I have an implicit function, say x**2 - y = 0 (to simplify), of which I want to obtain a plot for a certain range of x values.
sympy.plot_implicit usually gives some spreading of the lines that I am not happy with.
I would like to have access to the plotted values, and so pyplot.plot is preferable to me. Usually I use the following piece of code to get my explicit Sympy functions plotted, but I am unsure how to use something similar for exp = sym.Eq(x**2 - y, 0). Does anyone have a solutions for this?
import sympy as sym
import numpy as np
from matplotlib import pyplot as plt
x, y = sym.symbols('x y', nonnegative=True)
exp = x**2
# Plot using a numpy-ready function
x_arr = np.linspace(-2, 2, 100)
exp_func = sym.lambdify(x, exp, 'numpy')
exp_arr = exp_func(x_arr)
plt.plot(x_arr, exp_arr)
PS: my real expression is b_sim (see below) and I want the plot for the equation b_sim = -1. With sym.plot_implicit(b_sim + 1, (n,0.225,1.5), (h, -1.1, 1.1)) one can see the lines spreading I dislike.
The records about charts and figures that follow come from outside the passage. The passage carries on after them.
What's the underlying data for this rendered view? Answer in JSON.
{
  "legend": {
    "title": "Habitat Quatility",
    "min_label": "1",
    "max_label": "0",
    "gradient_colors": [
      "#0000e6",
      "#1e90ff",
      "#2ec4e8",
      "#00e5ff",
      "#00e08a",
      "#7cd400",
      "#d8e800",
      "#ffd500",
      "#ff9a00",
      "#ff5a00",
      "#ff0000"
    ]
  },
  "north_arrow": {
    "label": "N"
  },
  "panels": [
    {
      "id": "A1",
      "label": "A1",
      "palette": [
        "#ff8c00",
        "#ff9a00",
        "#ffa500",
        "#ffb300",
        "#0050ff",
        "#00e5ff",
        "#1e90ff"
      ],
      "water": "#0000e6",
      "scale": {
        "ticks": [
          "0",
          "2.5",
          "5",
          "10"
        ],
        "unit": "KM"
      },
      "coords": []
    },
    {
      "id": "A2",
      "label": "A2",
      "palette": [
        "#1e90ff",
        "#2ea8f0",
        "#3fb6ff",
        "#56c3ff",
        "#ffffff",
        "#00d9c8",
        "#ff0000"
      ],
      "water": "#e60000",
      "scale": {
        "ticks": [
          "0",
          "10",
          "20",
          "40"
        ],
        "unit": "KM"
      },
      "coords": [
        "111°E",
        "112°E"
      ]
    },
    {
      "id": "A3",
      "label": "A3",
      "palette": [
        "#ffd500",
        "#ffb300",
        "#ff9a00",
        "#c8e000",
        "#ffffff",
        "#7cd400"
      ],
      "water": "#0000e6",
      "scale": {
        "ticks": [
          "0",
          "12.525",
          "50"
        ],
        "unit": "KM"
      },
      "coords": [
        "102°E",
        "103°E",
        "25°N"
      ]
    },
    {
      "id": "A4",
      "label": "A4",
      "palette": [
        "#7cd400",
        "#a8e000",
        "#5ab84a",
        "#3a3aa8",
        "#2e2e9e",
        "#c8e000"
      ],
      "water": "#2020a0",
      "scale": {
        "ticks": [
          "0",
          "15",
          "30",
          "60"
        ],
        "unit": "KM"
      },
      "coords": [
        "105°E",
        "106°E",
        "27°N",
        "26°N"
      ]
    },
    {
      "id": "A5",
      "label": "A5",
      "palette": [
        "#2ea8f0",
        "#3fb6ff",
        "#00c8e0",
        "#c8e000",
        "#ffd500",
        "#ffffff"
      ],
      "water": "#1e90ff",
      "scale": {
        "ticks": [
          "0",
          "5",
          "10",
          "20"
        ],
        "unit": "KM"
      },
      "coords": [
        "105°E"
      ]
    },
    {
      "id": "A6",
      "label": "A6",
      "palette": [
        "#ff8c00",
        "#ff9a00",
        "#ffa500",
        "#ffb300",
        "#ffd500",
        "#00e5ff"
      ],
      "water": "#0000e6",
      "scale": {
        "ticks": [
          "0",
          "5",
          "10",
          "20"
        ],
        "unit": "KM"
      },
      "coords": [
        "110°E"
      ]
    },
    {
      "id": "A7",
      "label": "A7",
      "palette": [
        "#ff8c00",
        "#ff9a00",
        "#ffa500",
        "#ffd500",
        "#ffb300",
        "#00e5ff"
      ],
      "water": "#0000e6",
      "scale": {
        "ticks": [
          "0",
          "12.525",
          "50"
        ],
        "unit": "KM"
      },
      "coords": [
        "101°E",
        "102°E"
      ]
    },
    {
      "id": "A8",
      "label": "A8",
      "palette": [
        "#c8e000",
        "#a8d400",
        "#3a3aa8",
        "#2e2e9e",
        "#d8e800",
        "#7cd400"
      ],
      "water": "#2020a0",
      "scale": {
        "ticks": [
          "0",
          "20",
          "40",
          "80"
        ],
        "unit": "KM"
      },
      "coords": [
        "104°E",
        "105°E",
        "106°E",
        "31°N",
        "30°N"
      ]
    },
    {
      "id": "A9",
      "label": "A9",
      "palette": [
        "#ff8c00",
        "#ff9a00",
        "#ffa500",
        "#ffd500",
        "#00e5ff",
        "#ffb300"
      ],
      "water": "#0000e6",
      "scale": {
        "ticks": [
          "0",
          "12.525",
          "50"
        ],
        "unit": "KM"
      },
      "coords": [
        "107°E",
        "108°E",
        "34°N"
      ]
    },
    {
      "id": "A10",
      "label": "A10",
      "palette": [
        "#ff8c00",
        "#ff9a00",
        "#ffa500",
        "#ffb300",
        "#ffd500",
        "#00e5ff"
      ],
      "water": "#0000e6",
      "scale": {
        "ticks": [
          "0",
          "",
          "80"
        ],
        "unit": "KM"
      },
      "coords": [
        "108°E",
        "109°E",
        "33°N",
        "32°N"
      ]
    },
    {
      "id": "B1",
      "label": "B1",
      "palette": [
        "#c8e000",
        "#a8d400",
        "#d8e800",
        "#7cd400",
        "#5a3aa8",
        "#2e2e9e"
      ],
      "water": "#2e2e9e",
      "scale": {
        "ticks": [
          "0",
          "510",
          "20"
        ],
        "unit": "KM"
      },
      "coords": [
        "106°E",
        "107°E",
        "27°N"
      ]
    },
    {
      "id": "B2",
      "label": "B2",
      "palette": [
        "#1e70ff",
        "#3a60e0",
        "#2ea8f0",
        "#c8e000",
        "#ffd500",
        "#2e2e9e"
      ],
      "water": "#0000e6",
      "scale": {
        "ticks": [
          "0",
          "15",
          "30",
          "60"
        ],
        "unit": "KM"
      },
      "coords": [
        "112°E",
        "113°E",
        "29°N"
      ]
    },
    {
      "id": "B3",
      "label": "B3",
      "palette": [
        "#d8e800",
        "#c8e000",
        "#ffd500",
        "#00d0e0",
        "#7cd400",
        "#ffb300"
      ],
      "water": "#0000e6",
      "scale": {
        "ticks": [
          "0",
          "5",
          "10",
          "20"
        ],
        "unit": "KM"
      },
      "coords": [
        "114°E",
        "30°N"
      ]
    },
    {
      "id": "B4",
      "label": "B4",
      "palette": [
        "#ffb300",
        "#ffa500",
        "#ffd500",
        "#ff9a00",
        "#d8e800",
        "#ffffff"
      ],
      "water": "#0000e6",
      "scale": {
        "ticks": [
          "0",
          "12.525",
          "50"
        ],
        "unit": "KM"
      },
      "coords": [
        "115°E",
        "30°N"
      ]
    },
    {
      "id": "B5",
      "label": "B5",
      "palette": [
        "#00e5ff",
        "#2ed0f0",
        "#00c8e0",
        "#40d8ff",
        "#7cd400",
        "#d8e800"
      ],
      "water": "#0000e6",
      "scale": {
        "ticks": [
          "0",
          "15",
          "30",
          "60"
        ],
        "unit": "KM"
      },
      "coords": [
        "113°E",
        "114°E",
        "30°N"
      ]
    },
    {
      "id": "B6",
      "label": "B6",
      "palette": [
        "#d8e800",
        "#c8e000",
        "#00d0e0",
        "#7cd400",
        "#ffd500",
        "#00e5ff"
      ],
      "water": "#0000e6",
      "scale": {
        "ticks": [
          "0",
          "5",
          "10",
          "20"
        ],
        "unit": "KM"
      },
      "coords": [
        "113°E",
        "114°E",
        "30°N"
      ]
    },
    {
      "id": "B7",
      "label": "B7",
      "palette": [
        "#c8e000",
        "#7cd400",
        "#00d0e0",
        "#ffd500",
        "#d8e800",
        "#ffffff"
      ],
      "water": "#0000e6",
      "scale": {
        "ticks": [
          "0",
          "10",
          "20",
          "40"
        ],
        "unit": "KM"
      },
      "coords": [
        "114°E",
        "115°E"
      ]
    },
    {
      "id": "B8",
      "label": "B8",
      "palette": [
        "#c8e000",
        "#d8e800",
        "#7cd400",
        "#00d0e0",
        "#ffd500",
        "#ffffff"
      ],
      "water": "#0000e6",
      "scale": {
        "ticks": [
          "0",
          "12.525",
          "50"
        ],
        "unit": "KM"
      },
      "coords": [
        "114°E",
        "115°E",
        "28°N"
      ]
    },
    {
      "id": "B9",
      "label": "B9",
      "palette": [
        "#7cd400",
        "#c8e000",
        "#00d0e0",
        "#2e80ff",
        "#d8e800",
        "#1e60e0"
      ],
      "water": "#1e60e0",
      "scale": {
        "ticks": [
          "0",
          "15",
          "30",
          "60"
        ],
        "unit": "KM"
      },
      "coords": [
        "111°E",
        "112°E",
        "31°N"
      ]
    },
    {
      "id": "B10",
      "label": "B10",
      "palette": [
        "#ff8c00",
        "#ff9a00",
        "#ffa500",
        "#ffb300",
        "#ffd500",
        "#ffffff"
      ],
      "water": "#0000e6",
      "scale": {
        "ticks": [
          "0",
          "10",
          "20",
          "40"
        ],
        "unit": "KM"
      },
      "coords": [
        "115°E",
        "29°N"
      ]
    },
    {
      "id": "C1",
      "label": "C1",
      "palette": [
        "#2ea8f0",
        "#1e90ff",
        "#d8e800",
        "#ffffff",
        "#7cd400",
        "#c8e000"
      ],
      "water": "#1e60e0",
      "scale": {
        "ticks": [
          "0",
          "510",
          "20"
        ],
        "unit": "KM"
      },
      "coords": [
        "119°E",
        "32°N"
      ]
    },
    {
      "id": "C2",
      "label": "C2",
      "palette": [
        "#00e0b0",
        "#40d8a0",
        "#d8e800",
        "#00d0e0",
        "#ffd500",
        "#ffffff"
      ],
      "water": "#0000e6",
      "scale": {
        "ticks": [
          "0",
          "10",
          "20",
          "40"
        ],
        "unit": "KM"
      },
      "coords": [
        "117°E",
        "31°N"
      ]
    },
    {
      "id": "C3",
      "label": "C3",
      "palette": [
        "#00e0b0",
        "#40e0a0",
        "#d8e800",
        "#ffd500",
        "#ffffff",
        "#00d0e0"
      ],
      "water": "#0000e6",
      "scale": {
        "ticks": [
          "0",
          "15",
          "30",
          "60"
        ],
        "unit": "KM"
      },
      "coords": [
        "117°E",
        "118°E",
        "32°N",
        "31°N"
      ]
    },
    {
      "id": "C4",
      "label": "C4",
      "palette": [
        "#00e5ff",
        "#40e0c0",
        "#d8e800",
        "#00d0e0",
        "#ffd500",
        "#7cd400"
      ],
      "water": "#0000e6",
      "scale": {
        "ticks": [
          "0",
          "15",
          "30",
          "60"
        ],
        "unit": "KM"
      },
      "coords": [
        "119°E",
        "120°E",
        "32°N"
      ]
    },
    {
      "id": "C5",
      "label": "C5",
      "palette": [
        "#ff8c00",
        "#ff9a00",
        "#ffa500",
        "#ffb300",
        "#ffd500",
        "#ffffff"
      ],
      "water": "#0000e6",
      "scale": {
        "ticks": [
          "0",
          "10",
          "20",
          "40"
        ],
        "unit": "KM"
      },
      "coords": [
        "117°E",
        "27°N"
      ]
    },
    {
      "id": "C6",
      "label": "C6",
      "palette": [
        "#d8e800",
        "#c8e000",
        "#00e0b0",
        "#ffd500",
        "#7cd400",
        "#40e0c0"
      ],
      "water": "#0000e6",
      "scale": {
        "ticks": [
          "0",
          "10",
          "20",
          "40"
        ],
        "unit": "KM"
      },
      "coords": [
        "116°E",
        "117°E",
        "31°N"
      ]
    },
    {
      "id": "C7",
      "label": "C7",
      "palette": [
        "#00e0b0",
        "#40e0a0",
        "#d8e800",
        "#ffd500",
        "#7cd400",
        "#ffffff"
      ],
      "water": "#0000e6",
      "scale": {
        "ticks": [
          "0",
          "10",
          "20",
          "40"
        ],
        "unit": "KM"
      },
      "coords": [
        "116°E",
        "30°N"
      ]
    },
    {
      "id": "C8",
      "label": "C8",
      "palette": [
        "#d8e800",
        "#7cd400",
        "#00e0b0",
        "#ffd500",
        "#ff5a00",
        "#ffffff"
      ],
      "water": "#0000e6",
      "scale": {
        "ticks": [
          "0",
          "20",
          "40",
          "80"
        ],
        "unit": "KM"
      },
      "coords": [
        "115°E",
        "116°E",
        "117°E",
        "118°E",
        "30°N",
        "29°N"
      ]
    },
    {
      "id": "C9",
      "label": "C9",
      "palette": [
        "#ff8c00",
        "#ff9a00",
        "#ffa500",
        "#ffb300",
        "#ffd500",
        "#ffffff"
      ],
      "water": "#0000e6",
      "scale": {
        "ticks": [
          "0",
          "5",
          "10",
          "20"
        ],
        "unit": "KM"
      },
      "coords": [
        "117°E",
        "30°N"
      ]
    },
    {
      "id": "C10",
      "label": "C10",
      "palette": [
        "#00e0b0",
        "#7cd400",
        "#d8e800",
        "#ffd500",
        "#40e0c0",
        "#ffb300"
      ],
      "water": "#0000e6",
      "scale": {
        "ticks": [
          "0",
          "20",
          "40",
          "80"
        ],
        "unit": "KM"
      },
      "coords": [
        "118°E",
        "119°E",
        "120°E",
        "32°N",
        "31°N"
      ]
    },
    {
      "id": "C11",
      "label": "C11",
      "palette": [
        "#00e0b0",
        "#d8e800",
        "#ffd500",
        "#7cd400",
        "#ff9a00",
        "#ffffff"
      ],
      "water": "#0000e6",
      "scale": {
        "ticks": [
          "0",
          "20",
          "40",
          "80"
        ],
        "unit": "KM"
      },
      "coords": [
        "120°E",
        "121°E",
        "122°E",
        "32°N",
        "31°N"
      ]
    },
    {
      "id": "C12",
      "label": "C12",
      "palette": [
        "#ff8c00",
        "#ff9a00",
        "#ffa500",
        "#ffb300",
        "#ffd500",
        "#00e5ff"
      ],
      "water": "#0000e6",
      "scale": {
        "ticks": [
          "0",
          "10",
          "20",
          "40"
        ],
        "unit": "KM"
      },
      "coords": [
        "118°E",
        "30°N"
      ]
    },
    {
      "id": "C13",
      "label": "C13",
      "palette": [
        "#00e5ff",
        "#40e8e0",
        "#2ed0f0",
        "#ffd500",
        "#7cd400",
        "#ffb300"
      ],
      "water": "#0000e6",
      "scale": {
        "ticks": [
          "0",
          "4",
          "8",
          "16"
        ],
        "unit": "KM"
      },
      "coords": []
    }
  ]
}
Following Oscar Benjami's tips here, I attempted the following piece of code that is giving an error for roots.
from sympy import *
h, nu = symbols('h nu', nonnegative=True)
b_sim = 1.0*cos(pi*sqrt(1 - h)/(2*nu))*cos(pi*sqrt(h + 1)/(2*nu)) - 1.0*sin(pi*sqrt(1 - h)/(2*nu))*sin(pi*sqrt(h + 1)/(2*nu))/sqrt(1 - h**2)
eq = Eq(b_sim + 1, 0)
sols = roots(eq, h)
sym.plot(*sols, (nu, 0.225, 1.5), ylim=(-1.1, 1.1))